A Global 1000 Financial Services organization moves credit risk information from 26 different systems to AWS. Data goes through a number of normalization and transformation processes before being pushed to a AWS S3 based data lake. A reporting solution is then used to provide various regulatory reports to the related groups.
The customer wanted to track over 2200 segments of credit risk data based on the country, product type and risk code combination. The data had to be validated as soon as it was ingested into S3. They wanted to flag the following types of data errors stemming from either the source system changes or transformation errors.
• Invalid Country-Product-Risk score combination. If a new combination is created (because of source system changes or transformation issues), downstream stake holders need to be altered. In addition, customer wanted to flag any new country code, product code or risk code.
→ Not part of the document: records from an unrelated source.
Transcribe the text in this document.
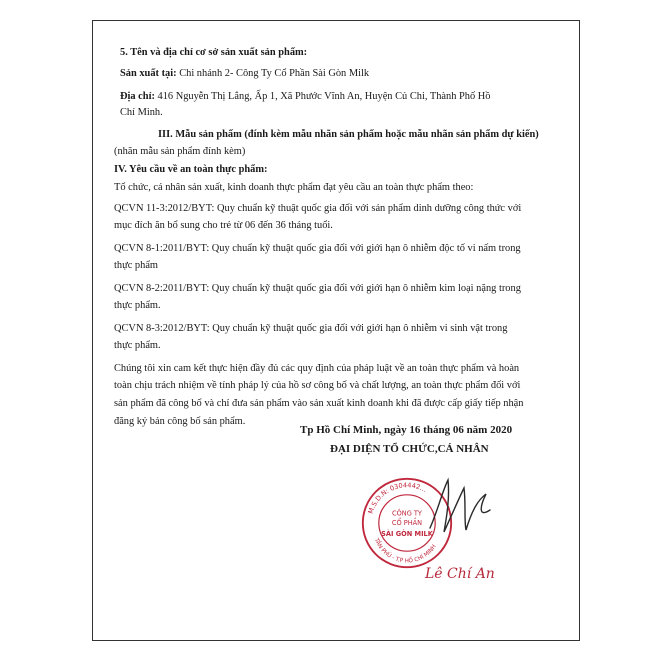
5. Tên và địa chỉ cơ sở sản xuất sản phẩm:
Sản xuất tại: Chi nhánh 2- Công Ty Cổ Phần Sài Gòn Milk
Địa chỉ: 416 Nguyễn Thị Lắng, Ấp 1, Xã Phước Vĩnh An, Huyện Củ Chi, Thành Phố Hồ
Chí Minh.
III. Mẫu sản phẩm (đính kèm mẫu nhãn sản phẩm hoặc mẫu nhãn sản phẩm dự kiến)
(nhãn mẫu sản phẩm đính kèm)
IV. Yêu cầu về an toàn thực phẩm:
Tổ chức, cá nhân sản xuất, kinh doanh thực phẩm đạt yêu cầu an toàn thực phẩm theo:
QCVN 11-3:2012/BYT: Quy chuẩn kỹ thuật quốc gia đối với sản phẩm dinh dưỡng công thức với
mục đích ăn bổ sung cho trẻ từ 06 đến 36 tháng tuổi.
QCVN 8-1:2011/BYT: Quy chuẩn kỹ thuật quốc gia đối với giới hạn ô nhiễm độc tố vi nấm trong
thực phẩm
QCVN 8-2:2011/BYT: Quy chuẩn kỹ thuật quốc gia đối với giới hạn ô nhiễm kim loại nặng trong
thực phẩm.
QCVN 8-3:2012/BYT: Quy chuẩn kỹ thuật quốc gia đối với giới hạn ô nhiễm vi sinh vật trong
thực phẩm.
Chúng tôi xin cam kết thực hiện đầy đủ các quy định của pháp luật về an toàn thực phẩm và hoàn
toàn chịu trách nhiệm về tính pháp lý của hồ sơ công bố và chất lượng, an toàn thực phẩm đối với
sản phẩm đã công bố và chỉ đưa sản phẩm vào sản xuất kinh doanh khi đã được cấp giấy tiếp nhận
đăng ký bản công bố sản phẩm.
Tp Hồ Chí Minh, ngày 16 tháng 06 năm 2020
ĐẠI DIỆN TỔ CHỨC,CÁ NHÂN
M.S.D.N: 0304442...
TÂN PHÚ - T.P HỒ CHÍ MINH
CÔNG TY
CỔ PHẦN
SÀI GÒN MILK
Lê Chí An
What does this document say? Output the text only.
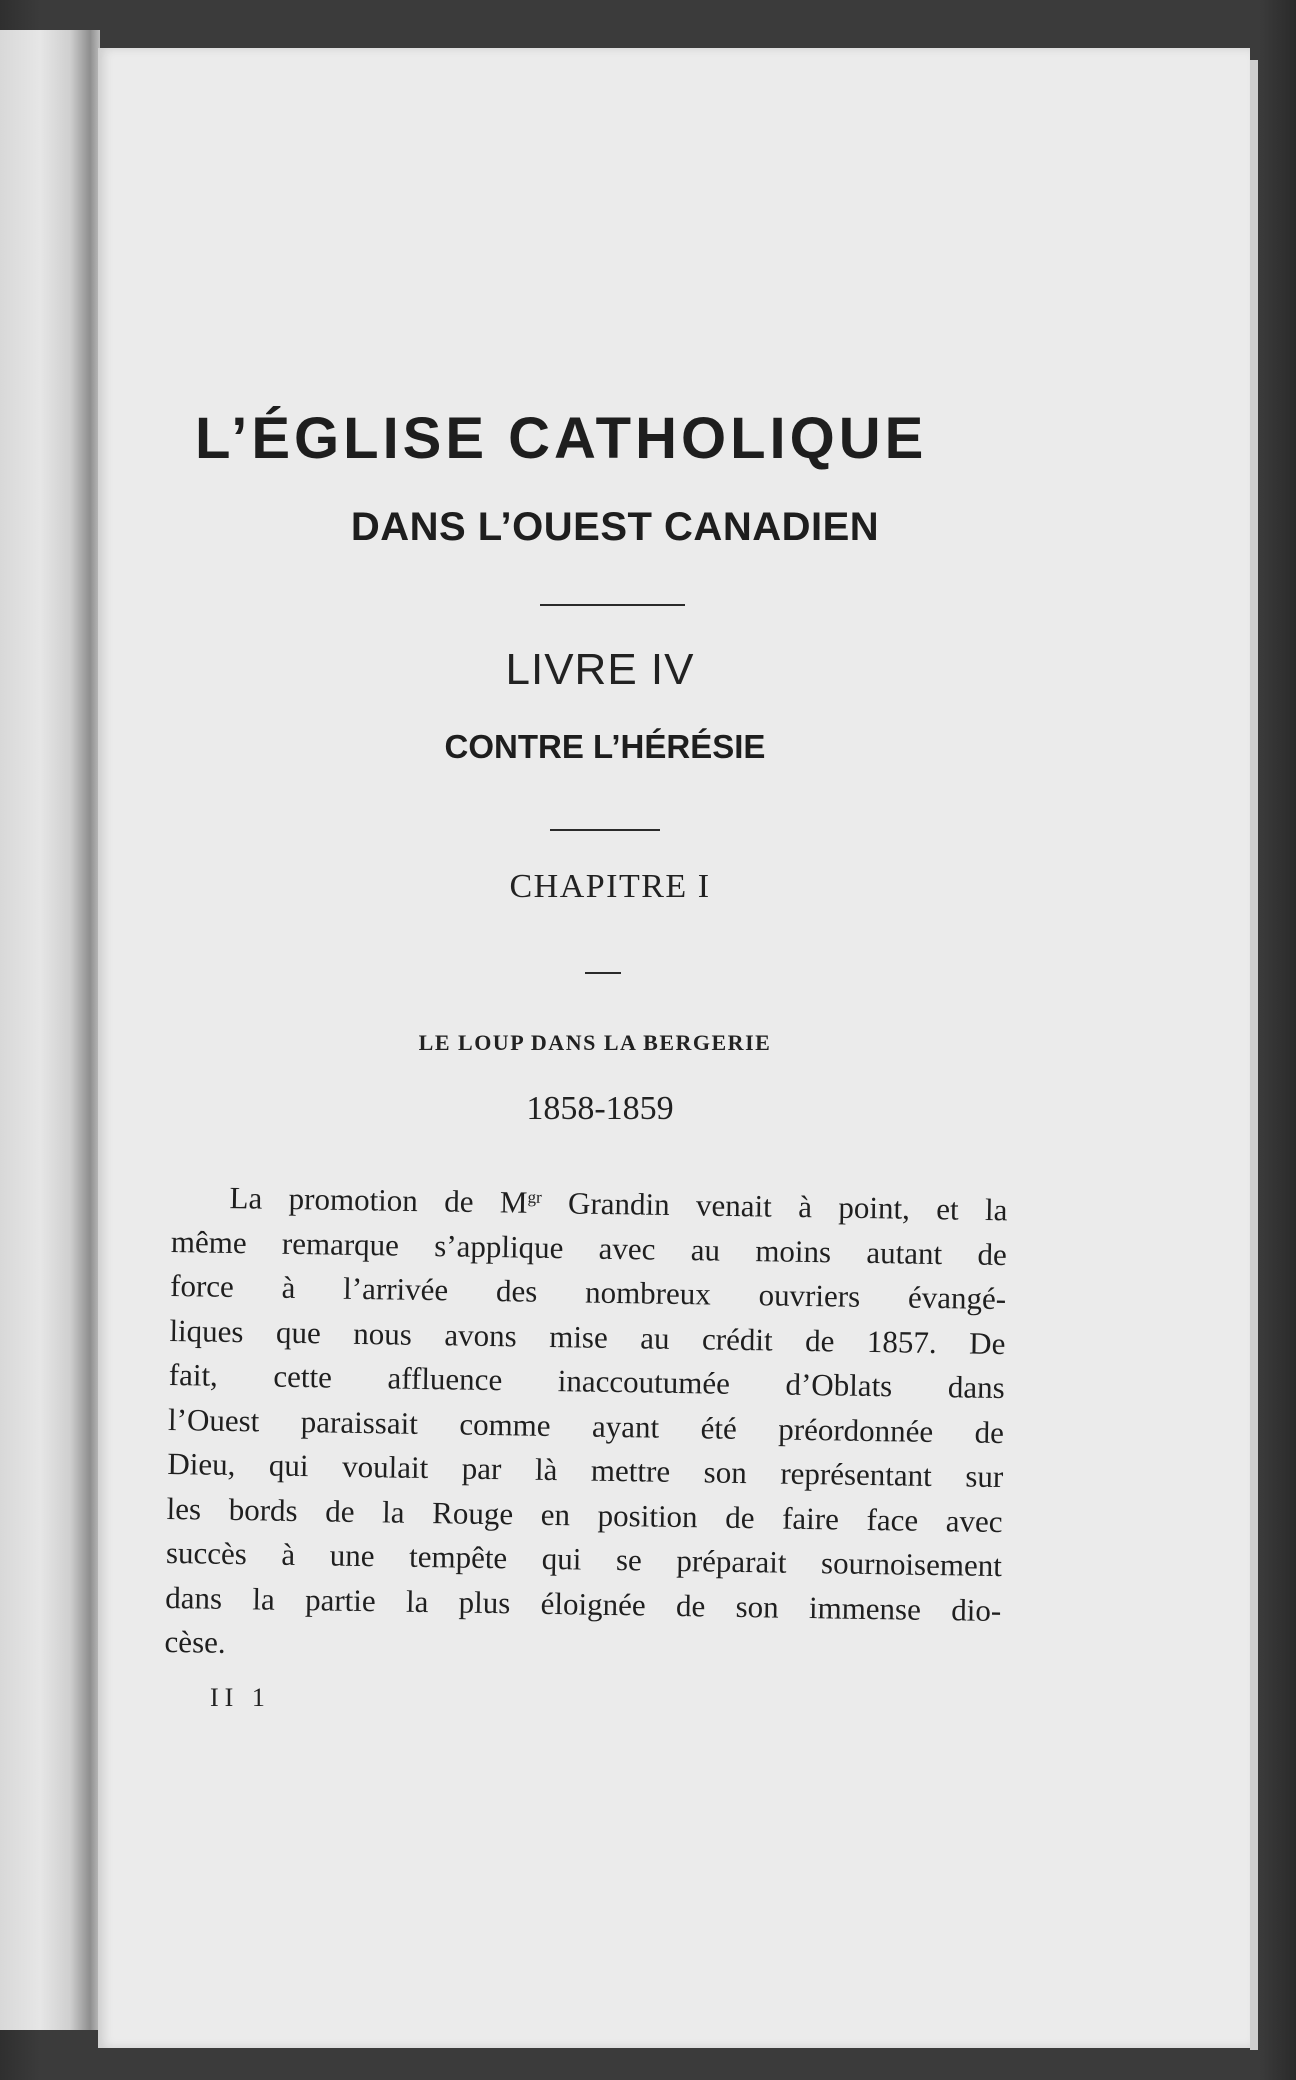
L’ÉGLISE CATHOLIQUE
DANS L’OUEST CANADIEN
LIVRE IV
CONTRE L’HÉRÉSIE
CHAPITRE I
LE LOUP DANS LA BERGERIE
1858-1859
La promotion de $M^{gr}$ Grandin venait à point, et la
même remarque s’applique avec au moins autant de
force à l’arrivée des nombreux ouvriers évangé-
liques que nous avons mise au crédit de 1857. De
fait, cette affluence inaccoutumée d’Oblats dans
l’Ouest paraissait comme ayant été préordonnée de
Dieu, qui voulait par là mettre son représentant sur
les bords de la Rouge en position de faire face avec
succès à une tempête qui se préparait sournoisement
dans la partie la plus éloignée de son immense dio-
cèse.
II 1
• Abnormal changes in the number of transactions in each of the 2200+ Country-Product-Risk Code based segments. Anomalous credit risk transactions within each of the 2200+ credit risk segments.
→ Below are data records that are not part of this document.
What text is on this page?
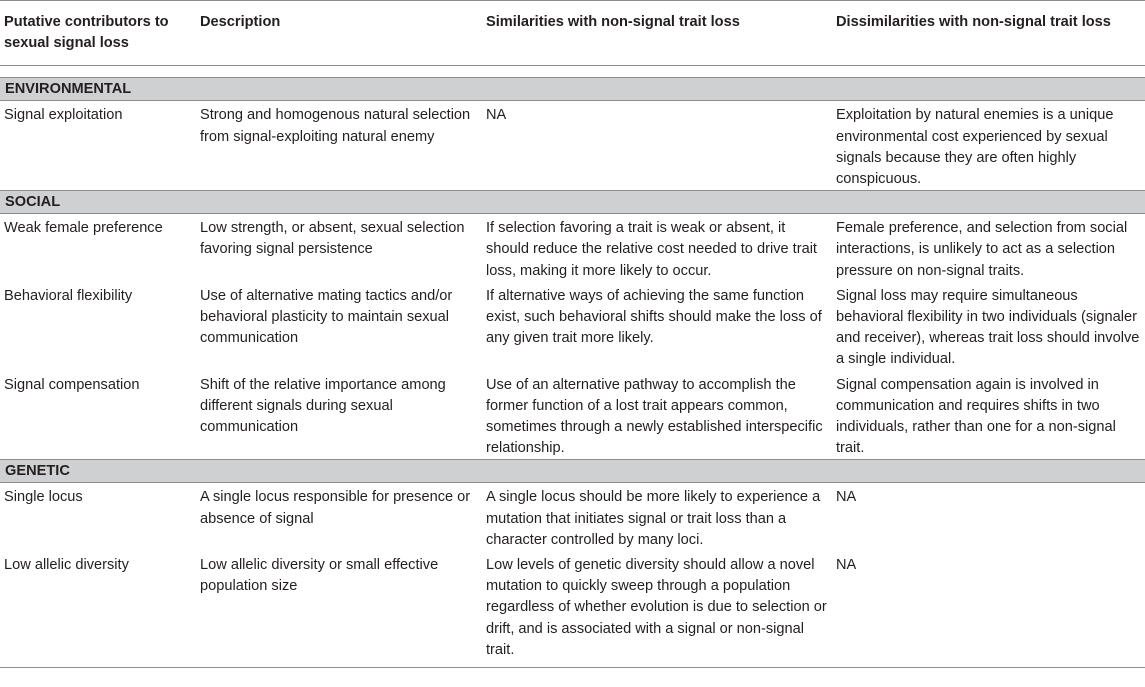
Putative contributors to sexual signal loss	Description	Similarities with non-signal trait loss	Dissimilarities with non-signal trait loss

ENVIRONMENTAL			
Signal exploitation	Strong and homogenous natural selection from signal-exploiting natural enemy	NA	Exploitation by natural enemies is a unique environmental cost experienced by sexual signals because they are often highly conspicuous.
SOCIAL			
Weak female preference	Low strength, or absent, sexual selection favoring signal persistence	If selection favoring a trait is weak or absent, it should reduce the relative cost needed to drive trait loss, making it more likely to occur.	Female preference, and selection from social interactions, is unlikely to act as a selection pressure on non-signal traits.
Behavioral flexibility	Use of alternative mating tactics and/or behavioral plasticity to maintain sexual communication	If alternative ways of achieving the same function exist, such behavioral shifts should make the loss of any given trait more likely.	Signal loss may require simultaneous behavioral flexibility in two individuals (signaler and receiver), whereas trait loss should involve a single individual.
Signal compensation	Shift of the relative importance among different signals during sexual communication	Use of an alternative pathway to accomplish the former function of a lost trait appears common, sometimes through a newly established interspecific relationship.	Signal compensation again is involved in communication and requires shifts in two individuals, rather than one for a non-signal trait.
GENETIC			
Single locus	A single locus responsible for presence or absence of signal	A single locus should be more likely to experience a mutation that initiates signal or trait loss than a character controlled by many loci.	NA
Low allelic diversity	Low allelic diversity or small effective population size	Low levels of genetic diversity should allow a novel mutation to quickly sweep through a population regardless of whether evolution is due to selection or drift, and is associated with a signal or non-signal trait.	NA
• Anomalous changes in the sum of the credit risk in each segment .
• Technical Data Validation Checks ( Null value percentage for each segment ), duplicate records etc.
Data Sentinel Data Quality’s ML algorithms autonomously identified over 2200 credit risk subsegments from the banks transaction dataset and created data fingerprints to track each risk segment individual.
Data Sentinel autonomously constructed detailed data quality fingerprints for monitoring and validating transactions. This was equivalent to over 22,000 traditional Data Quality rules. These DQ rules were self- learning and evolved with the evolution in data over time.
Within 2 weeks of deployment, Data Sentinel identified 31 errors that the SME’s had not anticipated (“unknown- unknowns”) and so the existing data quality solution did not catch. The hidden risk of bad and inconsistent data propagating downstream was minimized.